# How to think of $R[x,y]$-modules?

There is a very concrete description for $R[x]$-modules: they correspond "nicely" with $R$-modules equipped with an endomorphism, by the following:

On the one hand, an $R[x]$-module $M$ is in particular an $R$-module, and we can define an endomorphism $T$ on $M$ by $T(m)=x \cdot m$, using the $R[x]$-module structure on $M$. On the other hand, given $M \in R\text{-} Mod$ and $T \in End(M)$, we can make M into an $R[x]$-module by $P(x) \cdot m = (P(T))(m)$.

Is there a similar way of looking at modules over $R[x,y]$?

Surely, these correspond to $R[x]$-modules together with an $R[x]$-endomorphism $T_y$. I want to translate this to a characterization without mentioning $R[x]$, which as we've seen can be understood in terms of the original $R$-module. So I try to come up with an explanation of the form:

An $R[x,y]$-module is an $R$-module M together with two endomorphisms $T_x,T_y$ on $M$, such that $T_y$ satisfies a criterion corresponding to being an $R[x]$-module, namely $$T_y(p(T_x)(m))=p(T_x)(T_y(m))$$

My questions: Is it true? Is there a more illuminating approach? and how do we generalize to $R[x_1,...,x_n]$?
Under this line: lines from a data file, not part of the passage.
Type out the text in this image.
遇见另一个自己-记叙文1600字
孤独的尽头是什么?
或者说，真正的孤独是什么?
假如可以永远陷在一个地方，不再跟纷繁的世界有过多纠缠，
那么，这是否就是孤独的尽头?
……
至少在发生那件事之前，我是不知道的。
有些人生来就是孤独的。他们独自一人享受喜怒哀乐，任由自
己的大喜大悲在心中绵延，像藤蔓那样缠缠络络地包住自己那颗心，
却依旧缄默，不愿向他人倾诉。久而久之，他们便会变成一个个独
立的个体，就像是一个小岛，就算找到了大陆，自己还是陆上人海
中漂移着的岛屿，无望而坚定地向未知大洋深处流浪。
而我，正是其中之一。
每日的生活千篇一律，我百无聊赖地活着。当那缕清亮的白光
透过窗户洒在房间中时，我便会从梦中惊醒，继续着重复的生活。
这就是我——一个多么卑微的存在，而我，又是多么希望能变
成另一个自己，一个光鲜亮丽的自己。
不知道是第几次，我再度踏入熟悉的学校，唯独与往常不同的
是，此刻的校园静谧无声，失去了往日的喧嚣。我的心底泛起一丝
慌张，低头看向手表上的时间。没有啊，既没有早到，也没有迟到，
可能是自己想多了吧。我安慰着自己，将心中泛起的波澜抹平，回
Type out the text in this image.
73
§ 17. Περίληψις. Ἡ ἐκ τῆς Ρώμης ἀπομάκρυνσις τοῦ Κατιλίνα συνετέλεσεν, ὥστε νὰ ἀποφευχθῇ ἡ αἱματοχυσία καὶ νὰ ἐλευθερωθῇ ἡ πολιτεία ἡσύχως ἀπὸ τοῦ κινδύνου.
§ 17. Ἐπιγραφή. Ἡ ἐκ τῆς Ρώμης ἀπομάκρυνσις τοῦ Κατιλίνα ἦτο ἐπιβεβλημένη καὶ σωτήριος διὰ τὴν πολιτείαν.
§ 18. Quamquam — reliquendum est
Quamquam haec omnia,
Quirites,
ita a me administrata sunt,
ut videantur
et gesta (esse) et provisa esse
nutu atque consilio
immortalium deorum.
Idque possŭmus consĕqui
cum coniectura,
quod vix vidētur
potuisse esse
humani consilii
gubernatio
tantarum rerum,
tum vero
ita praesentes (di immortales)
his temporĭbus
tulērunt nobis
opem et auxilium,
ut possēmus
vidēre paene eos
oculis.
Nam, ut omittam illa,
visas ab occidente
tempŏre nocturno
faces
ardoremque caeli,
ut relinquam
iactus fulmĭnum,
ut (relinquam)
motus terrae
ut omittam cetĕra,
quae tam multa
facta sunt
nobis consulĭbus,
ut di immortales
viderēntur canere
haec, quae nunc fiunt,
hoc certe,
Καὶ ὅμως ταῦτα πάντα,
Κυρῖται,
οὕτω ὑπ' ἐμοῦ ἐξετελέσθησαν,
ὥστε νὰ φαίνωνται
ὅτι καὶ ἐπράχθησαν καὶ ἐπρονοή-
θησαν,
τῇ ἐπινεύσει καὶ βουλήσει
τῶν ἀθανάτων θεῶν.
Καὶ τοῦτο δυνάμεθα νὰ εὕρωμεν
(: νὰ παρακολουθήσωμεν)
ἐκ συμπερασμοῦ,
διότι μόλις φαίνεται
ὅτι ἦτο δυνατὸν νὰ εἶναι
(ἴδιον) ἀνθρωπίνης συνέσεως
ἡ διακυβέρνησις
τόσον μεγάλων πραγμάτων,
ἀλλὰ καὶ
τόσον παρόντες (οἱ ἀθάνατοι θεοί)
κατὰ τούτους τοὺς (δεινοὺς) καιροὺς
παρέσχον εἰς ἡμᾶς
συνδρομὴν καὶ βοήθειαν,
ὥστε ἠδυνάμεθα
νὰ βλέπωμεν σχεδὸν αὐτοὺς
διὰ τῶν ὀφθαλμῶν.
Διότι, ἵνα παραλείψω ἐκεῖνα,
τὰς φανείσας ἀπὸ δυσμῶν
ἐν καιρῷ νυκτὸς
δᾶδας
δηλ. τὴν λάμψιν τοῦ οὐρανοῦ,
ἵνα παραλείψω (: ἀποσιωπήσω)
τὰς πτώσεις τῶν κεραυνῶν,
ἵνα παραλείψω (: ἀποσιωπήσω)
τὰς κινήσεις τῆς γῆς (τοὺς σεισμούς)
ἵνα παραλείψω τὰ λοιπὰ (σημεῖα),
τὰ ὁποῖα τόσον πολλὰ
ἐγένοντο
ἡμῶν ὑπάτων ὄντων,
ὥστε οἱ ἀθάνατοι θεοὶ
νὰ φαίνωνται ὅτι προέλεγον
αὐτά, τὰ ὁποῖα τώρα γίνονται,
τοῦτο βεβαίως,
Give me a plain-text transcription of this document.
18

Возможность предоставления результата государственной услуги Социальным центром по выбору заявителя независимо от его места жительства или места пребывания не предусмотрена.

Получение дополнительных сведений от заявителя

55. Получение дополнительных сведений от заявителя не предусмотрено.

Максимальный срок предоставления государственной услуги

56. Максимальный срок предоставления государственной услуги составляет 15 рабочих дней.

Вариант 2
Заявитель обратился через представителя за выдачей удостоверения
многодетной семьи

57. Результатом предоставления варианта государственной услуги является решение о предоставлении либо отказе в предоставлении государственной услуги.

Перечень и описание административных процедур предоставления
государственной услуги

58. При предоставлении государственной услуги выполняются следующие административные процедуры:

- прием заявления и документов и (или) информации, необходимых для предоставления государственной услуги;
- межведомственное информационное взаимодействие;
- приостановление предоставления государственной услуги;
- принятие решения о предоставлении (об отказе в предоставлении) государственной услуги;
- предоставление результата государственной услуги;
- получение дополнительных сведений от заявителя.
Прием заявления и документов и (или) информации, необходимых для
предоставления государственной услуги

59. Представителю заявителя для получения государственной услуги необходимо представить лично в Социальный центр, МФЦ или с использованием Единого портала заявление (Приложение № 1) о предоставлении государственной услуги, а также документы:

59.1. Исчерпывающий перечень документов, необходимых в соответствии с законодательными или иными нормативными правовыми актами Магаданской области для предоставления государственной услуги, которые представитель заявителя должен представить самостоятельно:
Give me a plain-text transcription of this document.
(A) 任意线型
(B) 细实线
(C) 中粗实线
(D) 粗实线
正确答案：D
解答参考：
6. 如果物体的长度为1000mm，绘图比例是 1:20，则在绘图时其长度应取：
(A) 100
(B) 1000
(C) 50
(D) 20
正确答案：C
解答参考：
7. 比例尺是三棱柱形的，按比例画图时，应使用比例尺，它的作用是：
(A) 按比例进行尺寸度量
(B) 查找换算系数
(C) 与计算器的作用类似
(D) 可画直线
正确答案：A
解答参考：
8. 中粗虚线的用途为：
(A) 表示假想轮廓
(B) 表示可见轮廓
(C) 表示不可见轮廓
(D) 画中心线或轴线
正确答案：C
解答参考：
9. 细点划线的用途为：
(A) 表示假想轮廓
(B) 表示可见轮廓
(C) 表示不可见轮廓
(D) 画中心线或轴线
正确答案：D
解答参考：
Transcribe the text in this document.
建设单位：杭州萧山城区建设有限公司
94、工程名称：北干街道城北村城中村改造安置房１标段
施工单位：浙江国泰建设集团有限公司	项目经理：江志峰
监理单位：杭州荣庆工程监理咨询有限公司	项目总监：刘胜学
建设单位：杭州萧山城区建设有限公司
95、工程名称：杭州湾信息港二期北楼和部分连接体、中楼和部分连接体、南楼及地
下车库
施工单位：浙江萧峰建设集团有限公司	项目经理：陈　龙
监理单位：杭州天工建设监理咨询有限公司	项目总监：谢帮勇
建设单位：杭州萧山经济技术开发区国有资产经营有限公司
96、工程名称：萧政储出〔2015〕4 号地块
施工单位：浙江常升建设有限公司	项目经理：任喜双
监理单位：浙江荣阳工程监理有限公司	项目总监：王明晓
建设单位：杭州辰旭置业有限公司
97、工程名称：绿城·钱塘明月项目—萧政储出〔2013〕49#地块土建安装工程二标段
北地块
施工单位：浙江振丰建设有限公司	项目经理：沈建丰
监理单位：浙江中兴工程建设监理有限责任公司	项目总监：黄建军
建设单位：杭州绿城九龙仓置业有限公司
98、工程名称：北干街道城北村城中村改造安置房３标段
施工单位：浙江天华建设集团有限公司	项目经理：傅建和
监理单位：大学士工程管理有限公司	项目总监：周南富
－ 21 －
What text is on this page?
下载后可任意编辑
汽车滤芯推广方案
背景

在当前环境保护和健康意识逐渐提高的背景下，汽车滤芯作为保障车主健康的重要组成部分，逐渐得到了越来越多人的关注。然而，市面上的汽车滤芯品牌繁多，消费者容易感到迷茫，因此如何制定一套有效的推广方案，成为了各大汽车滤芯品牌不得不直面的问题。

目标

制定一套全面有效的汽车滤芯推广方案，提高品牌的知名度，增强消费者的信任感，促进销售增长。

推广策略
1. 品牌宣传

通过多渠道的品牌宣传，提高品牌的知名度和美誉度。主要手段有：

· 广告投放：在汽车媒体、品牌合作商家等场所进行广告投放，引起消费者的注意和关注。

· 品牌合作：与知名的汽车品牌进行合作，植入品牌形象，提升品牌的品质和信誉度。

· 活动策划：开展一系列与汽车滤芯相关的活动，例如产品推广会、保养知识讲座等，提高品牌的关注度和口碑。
(I'm implicitly assuming that $R$ is a commutative ring.)
An $R[x_1,\ldots,x_n]$-module is the same thing as an $R$-module equipped with $n$ mutually commuting endomorphisms.
One way of putting it is that a left $S$-module $M$, where $S$ is a (not necessarily commutative) $R$-algebra, is the same thing as an $R$-module $M$ together with an $R$-algebra map from $S$ to the endomorphisms of $M$ (acting on the left on $M$). Now $R$-algebra maps $R[x_1,\ldots,x_n] \to T$ (where $T$ is a not necessarily commutative $R$-algebra) are exactly the same thing as $n$-tuples of pairwise commuting elements of $T$: in fancy speak, this says that $R[x_1,\ldots,x_n]$ represents the functor taking a $R$-algebra $T$ to the set of its $n$-tuples of pairwise commuting elements (when $T$ is commutative, of course, we can forget the "pairwise commuting" constraint).
To put it differently: once you know that an $R[x]$-module is an $R$-module with an endomorphism $\hat x$, you should remember that an endomorphism of $R[x]$-modules $\varphi\colon M\to M'$ is an endomorphism of $R$-modules commuting with the $R[x]$-structure, i.e., such that $\hat x'\circ \varphi = \varphi\circ \hat x$. Then an $R[x,y]$-module is, as you say, an $R[x]$-module with an endomorphism $\hat y$, but by what has just been said, $\hat x$ and $\hat y$ must commute and that is the only condition. This carries over to $n$ variables.